The Consequences of Mortgage Fraud
Mortgage fraud has real financial, reputational and even criminal consequences for borrowers and brokers alike. Despite this fact, Equifax Canada data suggests high-risk and suspected fraudulent mortgage activity rose between 2013 and the beginning of 2017, noting a 52 per cent increase in suspected fraudulent mortgage applications.
"We're certainly seeing more mortgage applications being flagged as suspicious by our reporting institutions," said Tara Zecevic, Vice President, Customer Insight at Equifax Canada in January 2017. "While we cannot entirely attribute these increases to consumers overstating personal income or falsifying applications, we do want to remind people that there are serious consequences for making false or inaccurate claims on any loan or mortgage applications. Not only will it stretch your finances, it is in breach of your contractual obligations with the lender, and simply put, it's against the law."
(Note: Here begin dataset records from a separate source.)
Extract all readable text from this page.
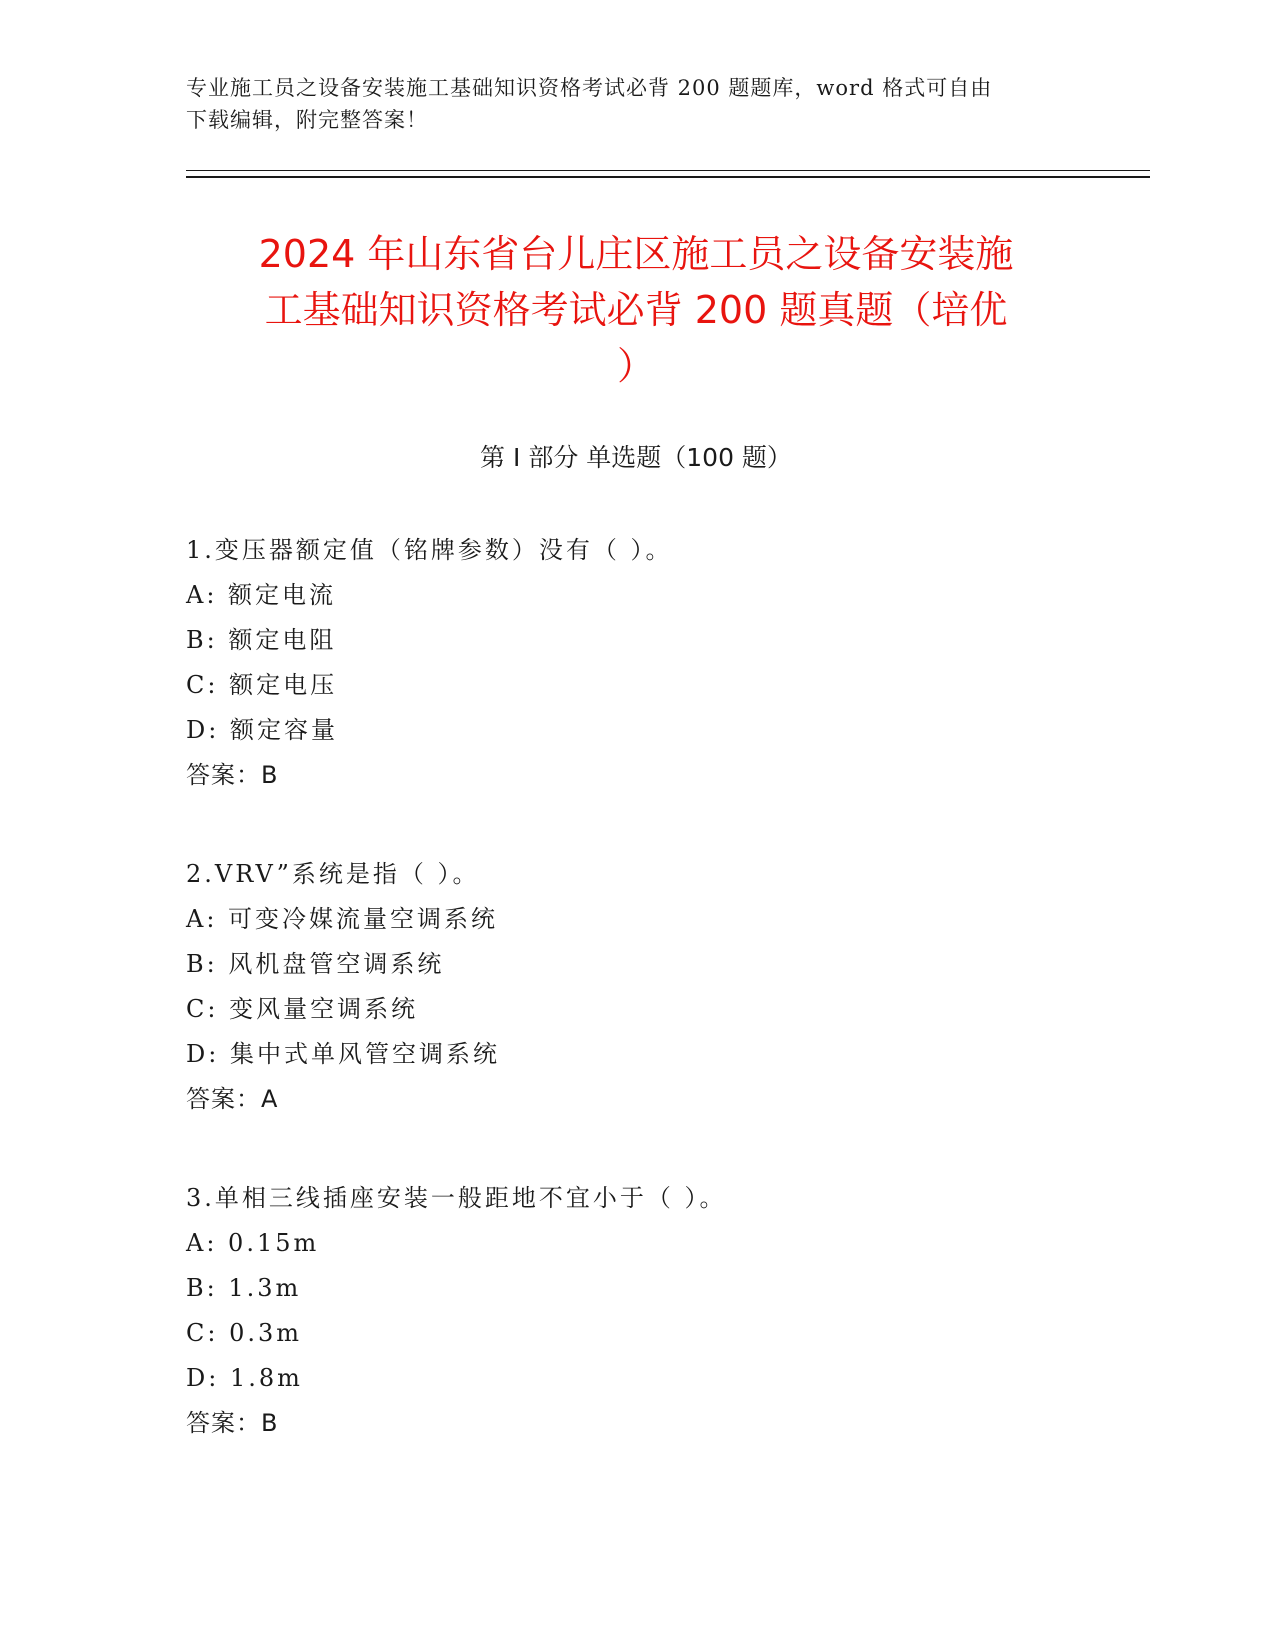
专业施工员之设备安装施工基础知识资格考试必背 200 题题库，word 格式可自由
下载编辑，附完整答案！
2024 年山东省台儿庄区施工员之设备安装施
工基础知识资格考试必背 200 题真题（培优
）
第 I 部分 单选题（100 题）
1.变压器额定值（铭牌参数）没有（ ）。
A: 额定电流
B: 额定电阻
C: 额定电压
D: 额定容量
答案：B
2.VRV”系统是指（ ）。
A: 可变冷媒流量空调系统
B: 风机盘管空调系统
C: 变风量空调系统
D: 集中式单风管空调系统
答案：A
3.单相三线插座安装一般距地不宜小于（ ）。
A: 0.15m
B: 1.3m
C: 0.3m
D: 1.8m
答案：B
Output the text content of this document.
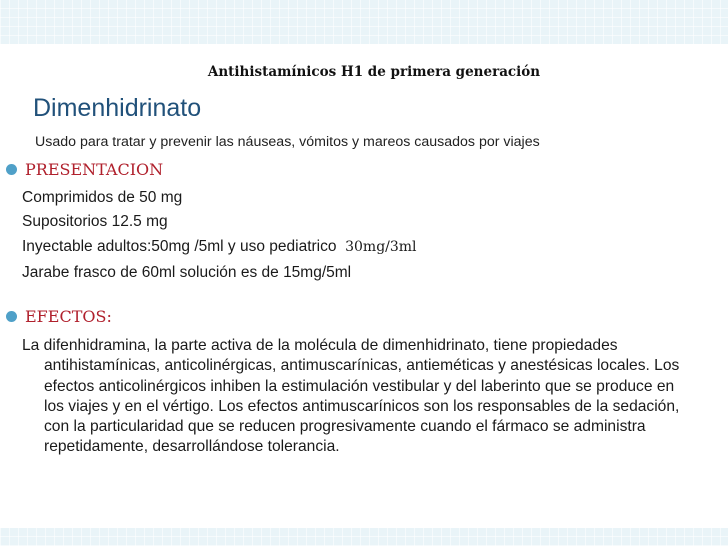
Antihistamínicos H1 de primera generación
Dimenhidrinato
Usado para tratar y prevenir las náuseas, vómitos y mareos causados por viajes
PRESENTACION
Comprimidos de 50 mg
Supositorios 12.5 mg
Inyectable adultos:50mg /5ml y uso pediatrico 30mg/3ml
Jarabe frasco de 60ml solución es de 15mg/5ml
EFECTOS:
La difenhidramina, la parte activa de la molécula de dimenhidrinato, tiene propiedades antihistamínicas, anticolinérgicas, antimuscarínicas, antieméticas y anestésicas locales. Los efectos anticolinérgicos inhiben la estimulación vestibular y del laberinto que se produce en los viajes y en el vértigo. Los efectos antimuscarínicos son los responsables de la sedación, con la particularidad que se reducen progresivamente cuando el fármaco se administra repetidamente, desarrollándose tolerancia.
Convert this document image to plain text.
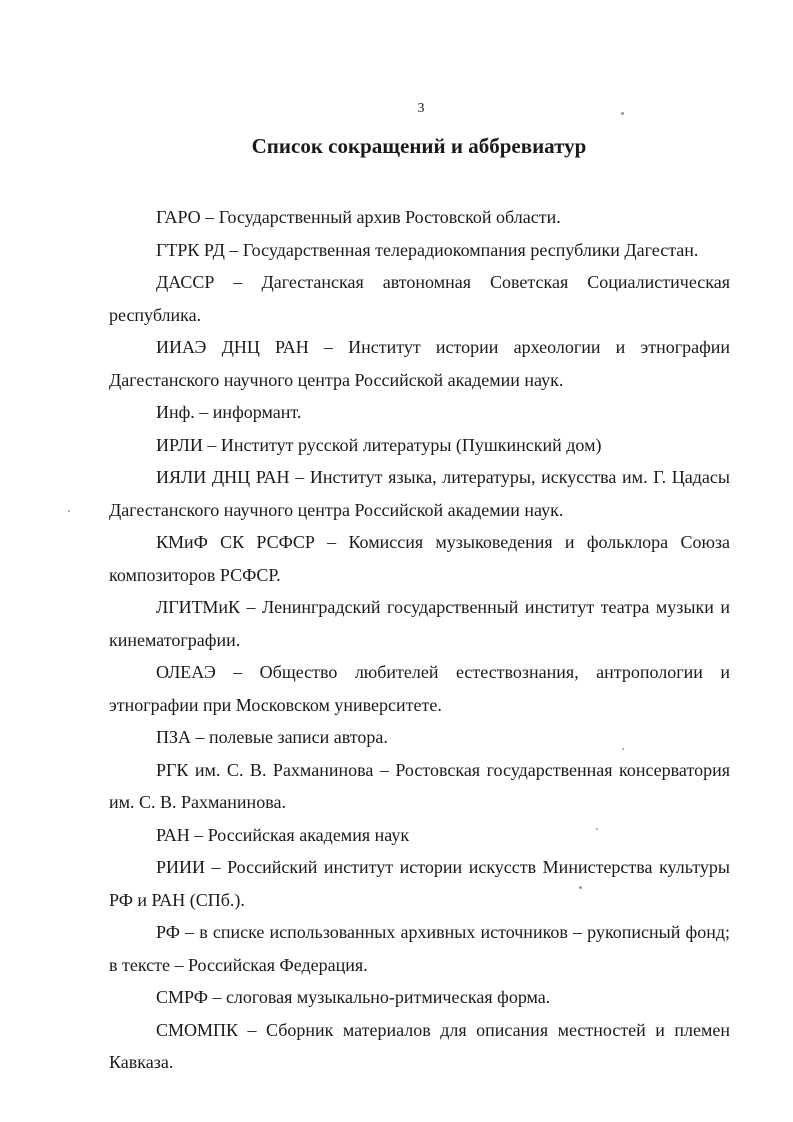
3
Список сокращений и аббревиатур

ГАРО – Государственный архив Ростовской области.

ГТРК РД – Государственная телерадиокомпания республики Дагестан.

ДАССР – Дагестанская автономная Советская Социалистическая республика.

ИИАЭ ДНЦ РАН – Институт истории археологии и этнографии Дагестанского научного центра Российской академии наук.

Инф. – информант.

ИРЛИ – Институт русской литературы (Пушкинский дом)

ИЯЛИ ДНЦ РАН – Институт языка, литературы, искусства им. Г. Цадасы Дагестанского научного центра Российской академии наук.

КМиФ СК РСФСР – Комиссия музыковедения и фольклора Союза композиторов РСФСР.

ЛГИТМиК – Ленинградский государственный институт театра музыки и кинематографии.

ОЛЕАЭ – Общество любителей естествознания, антропологии и этнографии при Московском университете.

ПЗА – полевые записи автора.

РГК им. С. В. Рахманинова – Ростовская государственная консерватория им. С. В. Рахманинова.

РАН – Российская академия наук

РИИИ – Российский институт истории искусств Министерства культуры РФ и РАН (СПб.).

РФ – в списке использованных архивных источников – рукописный фонд; в тексте – Российская Федерация.

СМРФ – слоговая музыкально-ритмическая форма.

СМОМПК – Сборник материалов для описания местностей и племен Кавказа.
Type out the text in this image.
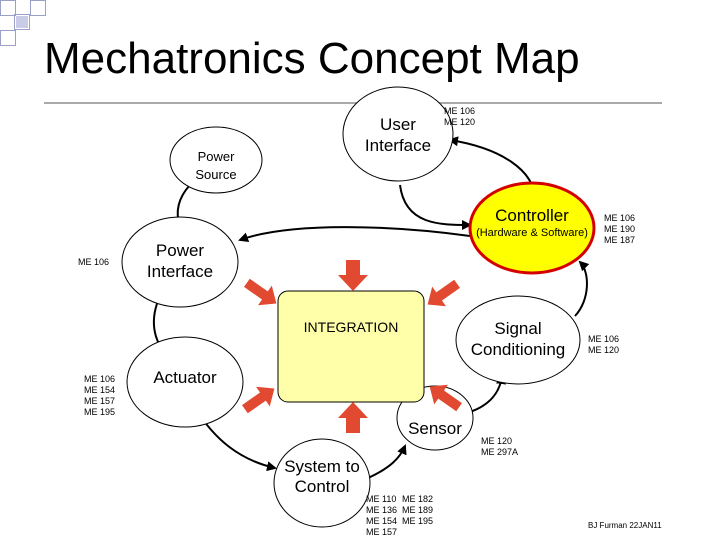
Mechatronics Concept Map
User
Interface
Power
Source
Controller
(Hardware & Software)
Power
Interface
INTEGRATION	Signal
Conditioning
Actuator
Sensor
System to
Control
ME 106
ME 120
ME 106
ME 190
ME 187
ME 106
ME 106
ME 120
ME 106
ME 154
ME 157
ME 195
ME 120
ME 297A
ME 110
ME 136
ME 154
ME 157
ME 182
ME 189
ME 195	BJ Furman 22JAN11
According to data from Equifax's enterprise fraud management solution, 'Falsified Account Statements' and 'Falsified Documents' were the most prominent application tags, as reported by investigators. The other was 'Conflicting Information'. Of those applications flagged, 67 per cent were from Ontario while the next highest was 12 per cent from B.C.
Wide-spread mortgage fraud has negative consequences for society as a whole, including contributing to an “overheated” housing market and increasingly precarious economic conditions. One-in-five Canadians who do not have a mortgage indicated they are nervous they will never own a home because of rising prices.
Little White Lies
With respect to mortgage fraud, the results of the recent Equifax survey showed:
- 13 per cent of Canadians indicated they felt it was okay to tell 'a little white lie' when applying for a mortgage to get the house they want.
- 16 per cent said they believe mortgage fraud is a victimless crime
- 8 per cent admitted to misrepresenting the facts on a credit or loan application
The survey was conducted online using Leger's weekly OMNI via LegerWeb, capturing a representative sample of 1,547 Canadians from across the country. A sample of this size would yield a margin of error of +/- 2.5% 19 times out of 20.